In its original American broadcast on NBC, "Lotto" was viewed by 5.82 million viewers and received a 3.2 rating/8 percent share among adults between the ages of 18 and 49. This means that it was seen by 3.2 percent all 18- to 49-year-olds, and 8 percent of all 18- to 49-year-olds watching television at the time of the broadcast. This marked an 11 percent drop from the previous episode, "The Incentive" which made it one of the lowest-rated episodes of the series, slightly higher than the first season episode, "Health Care".[nb 1]
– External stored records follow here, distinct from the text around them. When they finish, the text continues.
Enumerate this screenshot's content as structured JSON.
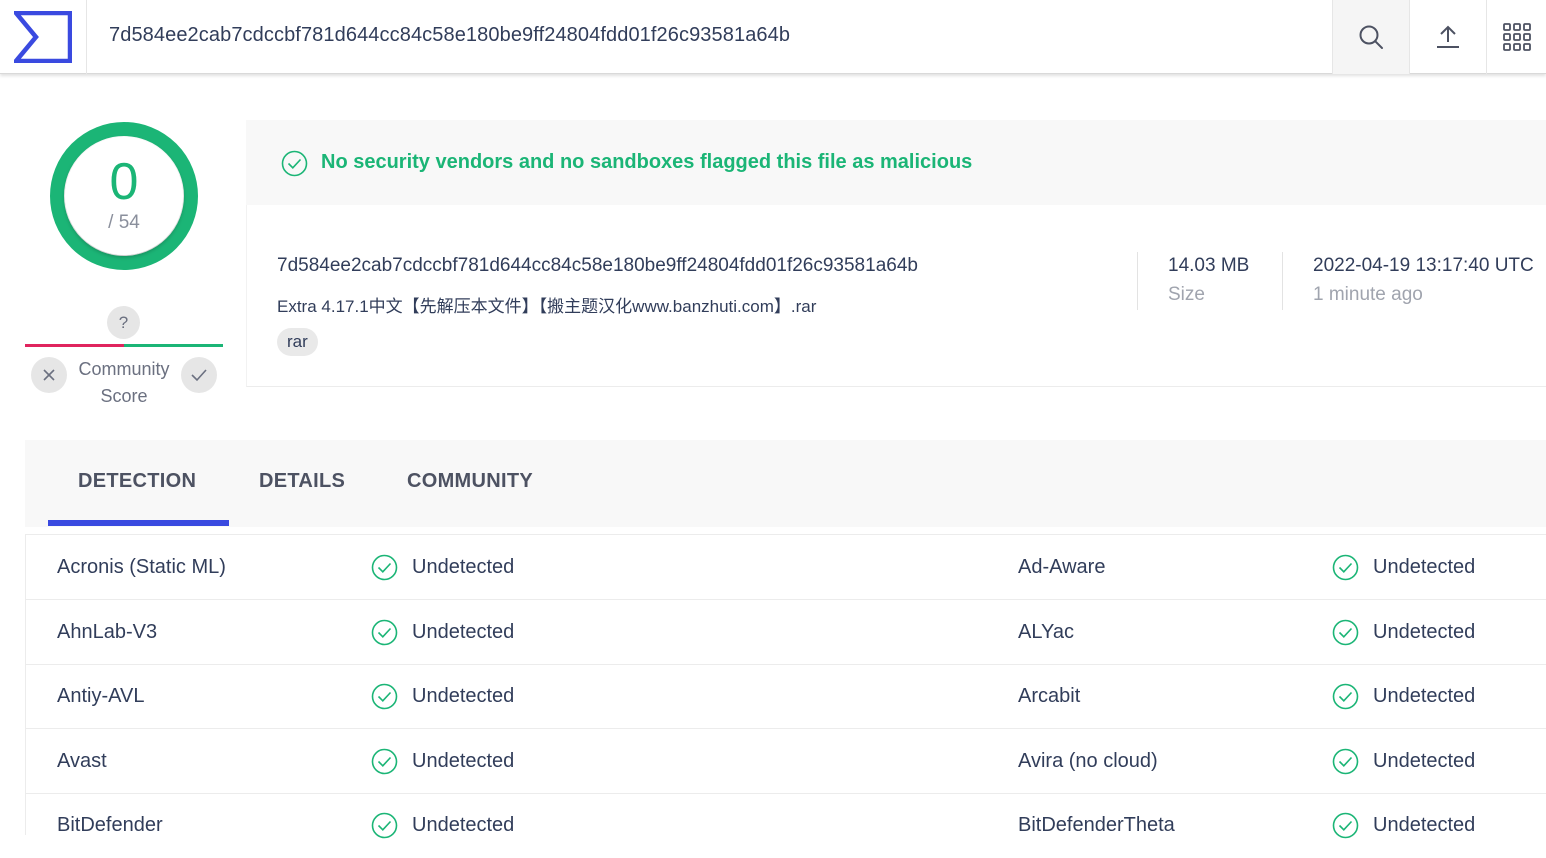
{
  "header": {
    "search_value": "7d584ee2cab7cdccbf781d644cc84c58e180be9ff24804fdd01f26c93581a64b"
  },
  "score": {
    "detections": "0",
    "total": "/ 54",
    "ring_color": "#1bb576"
  },
  "community": {
    "question": "?",
    "label_line1": "Community",
    "label_line2": "Score"
  },
  "banner": {
    "text": "No security vendors and no sandboxes flagged this file as malicious",
    "color": "#1bb576"
  },
  "file": {
    "hash": "7d584ee2cab7cdccbf781d644cc84c58e180be9ff24804fdd01f26c93581a64b",
    "name": "Extra 4.17.1中文【先解压本文件】【搬主题汉化www.banzhuti.com】.rar",
    "tag": "rar",
    "size_value": "14.03 MB",
    "size_label": "Size",
    "date_value": "2022-04-19 13:17:40 UTC",
    "date_label": "1 minute ago"
  },
  "tabs": [
    {
      "label": "DETECTION",
      "active": true
    },
    {
      "label": "DETAILS",
      "active": false
    },
    {
      "label": "COMMUNITY",
      "active": false
    }
  ],
  "detections": [
    {
      "left_vendor": "Acronis (Static ML)",
      "left_result": "Undetected",
      "right_vendor": "Ad-Aware",
      "right_result": "Undetected"
    },
    {
      "left_vendor": "AhnLab-V3",
      "left_result": "Undetected",
      "right_vendor": "ALYac",
      "right_result": "Undetected"
    },
    {
      "left_vendor": "Antiy-AVL",
      "left_result": "Undetected",
      "right_vendor": "Arcabit",
      "right_result": "Undetected"
    },
    {
      "left_vendor": "Avast",
      "left_result": "Undetected",
      "right_vendor": "Avira (no cloud)",
      "right_result": "Undetected"
    },
    {
      "left_vendor": "BitDefender",
      "left_result": "Undetected",
      "right_vendor": "BitDefenderTheta",
      "right_result": "Undetected"
    }
  ],
  "colors": {
    "accent_blue": "#3a4ae0",
    "clean_green": "#1bb576",
    "negative_red": "#e0245e"
  }
}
"Lotto" received mixed reviews from television critics. HitFix reviewer Alan Sepinwall wrote highly of the serious dialogue in the episode, noting that "if there's been a consistent element to Paul Lieberstein's work on this show ... it's that he understands what makes the main characters tick, and is able to use that for real emotional resonance ... When the show wants to give Jim, or Pam, or Dwight, or now Andy a quiet, emotional moment, it's usually still able to do so very well, and that includes most of Andy and Darryl's interaction here in 'Lotto'". He was, however, more critical of the episode's humor, noting that many of gags had been done before. The A.V. Club reviewer Myles McNutt called the episode superior to the previous episode commenting that "While perhaps not monumentally better than last week's outing and damaged by a weak B-story, 'Lotto' had a greater sense of purpose that holds greater value to the season as it moves forward". He also complimented the writers for not focusing too much on Andy. He ultimately gave the episode a "B".
Cindy White of IGN awarded the episode a seven out of ten, denoting a "good" episode. She wrote that the entry "felt like a mid-season episode, passably amusing, but nothing all that special or memorable". White did, however, call Pam and Jim's discussion about their lottery fantasy "the weakest part of the episode". Dan Forcella of TV Fanatic awarded the episode three out of five stars. He called the premise "an interesting buddy story" with "a tremendously inspiring speech from Andy to Darryl". Despite the lackluster rating, Forcella wrote that the episode had its fair share "of hilarious moments". Screencrave reviewer Jeffrey Hyatt awarded the episode a six out of ten and wrote that the episode was not an "a-plus episode [but] the show still delivered some kick-ass dialogue that had me laughing out loud."
Critical reception to Jim, Dwight, Kevin, and Erin in the warehouse was more mixed. Sepinwall criticized the warehouse subplot for "selling them [the characters] out for the sake of a joke". Forcella, who gave the majority of the episode a positive review, was more critical of the installments subplot. Andrew Daglas of ChicagoNow, on the other hand, was more positive towards the subplot, calling it "generally amusing". He called "Ellie Kemper with a smudge of dirt" on her face "totes [sic] adorbs."